3. adopt certain regulations.

In addition to the regulations prior law required the agriculture commissioner to adopt, the act expands the scope of the regulations that the seed control officer must adopt to include:

1. reasonable standards of germination for flower seeds;

2. labeling flower seeds with respect to their kind and variety or type and performance characteristics; and

3. developing lists of the kinds of (a) flower seeds, (b) tree or shrub seeds, and (c) vegetable seeds subject to the respective germination labeling requirements.

Enforcement Powers

Similar to the commissioner's duties under prior law, the seed control officer, in carrying out his or her duties, may:

1. access seeds and related records by entering (a) public or private premises during business hours and (b) a truck or other conveyor when accessible;

2. issue and enforce a “stop sale” order to the owner or custodian of any seed lot;

3. establish, maintain, or use seed testing facilities;

4. perform or provide for the performance of purity and germination tests for farmers and dealers on request;

5. adopt regulations on these purity and germination tests, including a fee to be charged for testing; and

6. cooperate with the U. S. Department of Agriculture or any other federal or state agency involved in seed law enforcement.

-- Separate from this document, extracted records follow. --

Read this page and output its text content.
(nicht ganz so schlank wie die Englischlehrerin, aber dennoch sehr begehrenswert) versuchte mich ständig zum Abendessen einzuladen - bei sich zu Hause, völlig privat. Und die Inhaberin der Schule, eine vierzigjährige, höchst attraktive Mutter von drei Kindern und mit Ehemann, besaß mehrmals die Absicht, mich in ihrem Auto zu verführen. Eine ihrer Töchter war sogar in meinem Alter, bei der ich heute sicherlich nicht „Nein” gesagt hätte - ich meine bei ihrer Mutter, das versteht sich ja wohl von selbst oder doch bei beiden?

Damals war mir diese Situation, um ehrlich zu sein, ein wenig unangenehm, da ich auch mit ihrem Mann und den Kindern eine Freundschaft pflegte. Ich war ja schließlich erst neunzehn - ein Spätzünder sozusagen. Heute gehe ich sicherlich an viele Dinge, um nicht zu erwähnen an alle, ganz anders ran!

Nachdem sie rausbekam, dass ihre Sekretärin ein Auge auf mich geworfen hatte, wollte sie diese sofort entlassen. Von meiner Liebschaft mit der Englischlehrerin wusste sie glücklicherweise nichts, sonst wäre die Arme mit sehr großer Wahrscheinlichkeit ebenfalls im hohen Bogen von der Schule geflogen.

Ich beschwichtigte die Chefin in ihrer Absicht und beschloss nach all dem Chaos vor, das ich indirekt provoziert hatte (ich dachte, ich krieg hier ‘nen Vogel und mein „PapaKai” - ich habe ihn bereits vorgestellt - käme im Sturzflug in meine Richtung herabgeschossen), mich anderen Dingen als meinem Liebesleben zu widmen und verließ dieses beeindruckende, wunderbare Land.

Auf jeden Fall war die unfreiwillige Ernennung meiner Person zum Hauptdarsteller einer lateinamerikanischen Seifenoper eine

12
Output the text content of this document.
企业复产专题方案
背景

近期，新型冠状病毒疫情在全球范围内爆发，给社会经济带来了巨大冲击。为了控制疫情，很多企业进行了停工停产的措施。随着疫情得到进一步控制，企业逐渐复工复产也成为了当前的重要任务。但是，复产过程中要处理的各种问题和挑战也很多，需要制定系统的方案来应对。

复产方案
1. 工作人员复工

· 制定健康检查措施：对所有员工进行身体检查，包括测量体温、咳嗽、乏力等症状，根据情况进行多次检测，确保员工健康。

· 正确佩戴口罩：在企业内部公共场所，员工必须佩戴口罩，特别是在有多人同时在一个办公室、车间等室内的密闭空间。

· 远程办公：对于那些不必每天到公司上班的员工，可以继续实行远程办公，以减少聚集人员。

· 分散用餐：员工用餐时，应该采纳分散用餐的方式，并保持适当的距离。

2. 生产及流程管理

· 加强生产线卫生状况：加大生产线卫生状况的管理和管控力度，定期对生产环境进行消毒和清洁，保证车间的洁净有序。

Under the act, the seed control officer may issue a stop sale order to prohibit the sale, conditioning, and movement of seed, except on his or her approval, until the seed control officer finds the act's requirements are met and issues a release from the order. Anyone aggrieved by an order may appeal to Superior Court. Prior law allowed the commissioner to issue stop sale orders.



Under the act, the seed control officer may, upon complaint to the Superior Court, seize any seed lot that does not meet the act's requirements. If, after an opportunity for a hearing, the court finds the seed does not comply with the act and orders the condemnation of the seed, the seed must be denatured, processed, destroyed, relabeled, or otherwise disposed of in compliance with law. Prior law granted these powers to the commissioner.


As prior law allowed the commissioner, under the act, if the seed control officer applies to Superior Court for, and is granted, a temporary or permanent injunction restraining someone from violating or continuing to violate the seed law, the injunction must be issued without bond.

9 & 10 — PENALTY

The act increases the penalty for violating the seed law from a fine to a class D misdemeanor with a mandatory fine.

Under prior law, anyone who violated the seed law was fined up to $100 for a first offense and up to $250 for each subsequent offense. The violator could mail the fine to the Central Infractions Bureau without making a court appearance.

The act instead makes a violation of the seed law a class D misdemeanor, subject to a $100 fine for the first offense and $200 fine for each subsequent offense. In addition to the fine, a person may be sentenced to up to 30 days in prison. Fines can no longer be mailed in, thus, a court appearance is required.